Argentinian Engineer Juan Baigorri Velar reportedly invented a functional rainmaker — but it is lost to history
Engineer Juan Baigorri Velar of Argentina was believed to have invented the effective rainmaking device in the 1930s. It was said that his rainmaking device helped Argentina’s remote and driest regions to experience rain, even ending the harshest and long-standing drought. Unfortunately, not much is known about Baigorri Velar and his incredible invention since nobody knew what happened to the device.
It was said that Baigorri Velar’s discovery of the incredible rainmaking machine was brought about by his training in Geophysics when he studied at the University of Milan in Italy. Apparently, Velar was initially trying to create a device that would measure potential electricity and electromagnetic conditions of the Earth. When he was working on this project from his attic in 1938, he discovered that the contraption was able to induce a little rain in the surrounding. This effect made Velar realized the incredible potential of his discovery.

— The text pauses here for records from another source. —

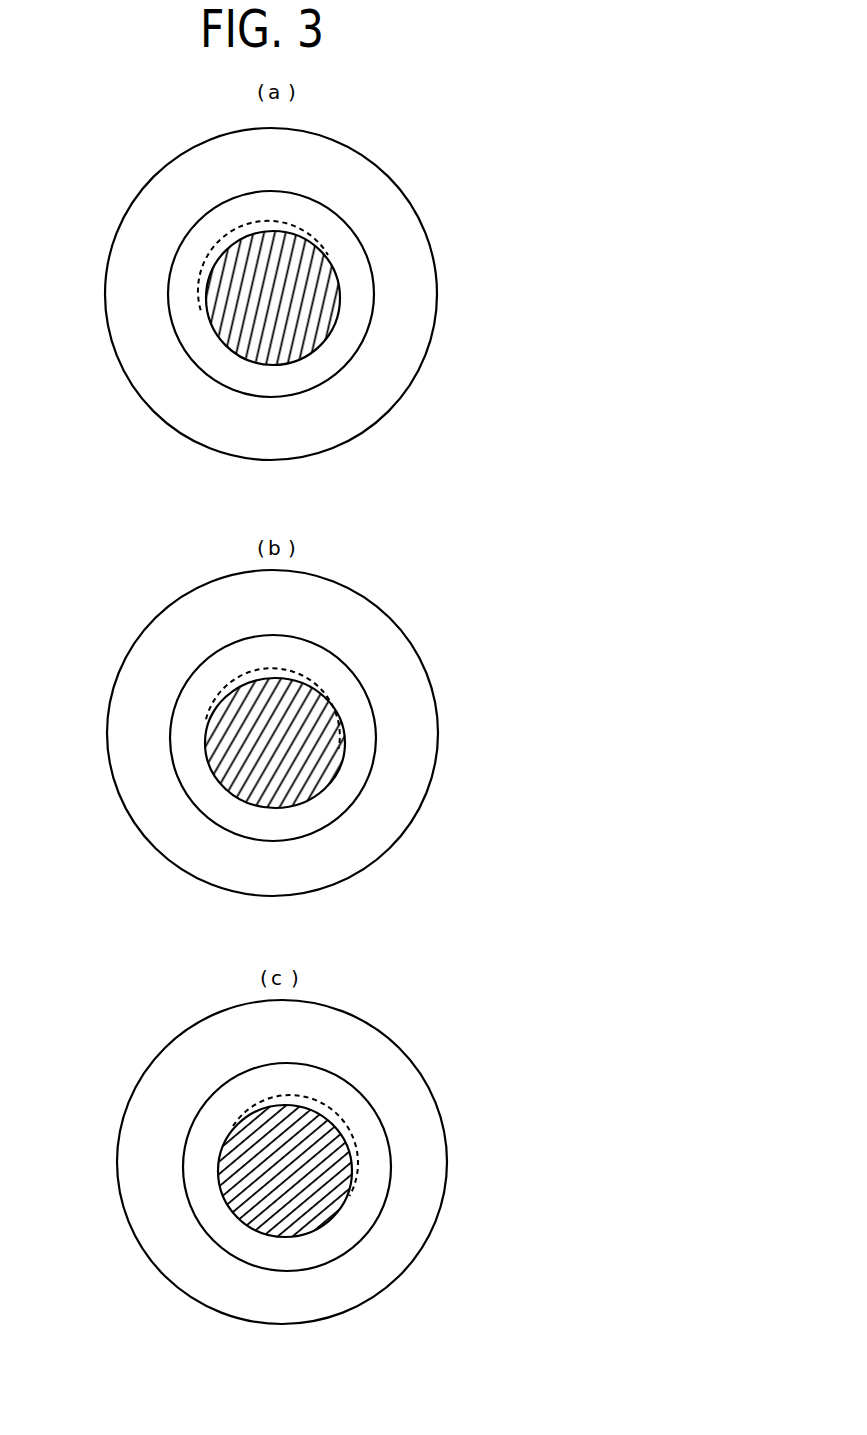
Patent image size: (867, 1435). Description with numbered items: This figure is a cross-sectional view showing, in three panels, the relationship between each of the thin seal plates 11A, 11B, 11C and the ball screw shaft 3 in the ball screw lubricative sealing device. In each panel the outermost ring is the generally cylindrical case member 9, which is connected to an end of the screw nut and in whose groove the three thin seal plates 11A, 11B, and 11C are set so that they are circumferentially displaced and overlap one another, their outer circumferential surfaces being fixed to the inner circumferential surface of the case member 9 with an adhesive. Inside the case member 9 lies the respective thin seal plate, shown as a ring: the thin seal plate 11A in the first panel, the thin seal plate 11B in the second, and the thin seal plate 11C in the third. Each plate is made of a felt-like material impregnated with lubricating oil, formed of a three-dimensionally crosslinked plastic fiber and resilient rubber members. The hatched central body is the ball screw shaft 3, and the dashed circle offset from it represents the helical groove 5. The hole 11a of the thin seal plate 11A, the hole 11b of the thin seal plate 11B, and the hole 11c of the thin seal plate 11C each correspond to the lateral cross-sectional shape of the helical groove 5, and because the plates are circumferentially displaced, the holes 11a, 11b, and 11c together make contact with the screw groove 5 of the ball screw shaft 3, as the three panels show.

The ball screw shaft 3 is at (227, 305).
The helical groove 5 is at (251, 235).
The case member 9 is at (373, 192).
The thin seal plate 11A is at (353, 300).
The thin seal plate 11B is at (363, 730).
The thin seal plate 11C is at (375, 1180).
The hole 11a is at (283, 363).
The hole 11b is at (238, 800).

Velar’s rainmaking device was reported to have been instrumental in ending the more than one-year drought in Santiago. In 1951, Velar’s invention also helped produced rain in a rural area of San Juan where rain had not fallen in eight years. It was said that Velar also made it rain enough to bring back an old lagoon in Carhue.
Not much was known about the internal workings of the rainmaking device as Valer kept the secret all to himself. When there were offers from other countries to buy his invention, Valer refused, insisting that he created the machine to benefit Argentina.
Apart from a few mentions in national and foreign interviews, Velar’s invention was practically unknown and even unrecognized in the scientific community. Some even doubted its existence. Velar died poor at the age of 81 in 1972 and sadly since nobody knew the whereabouts of his valuable discovery, no one would be able to prove or defend his incredible accomplishment.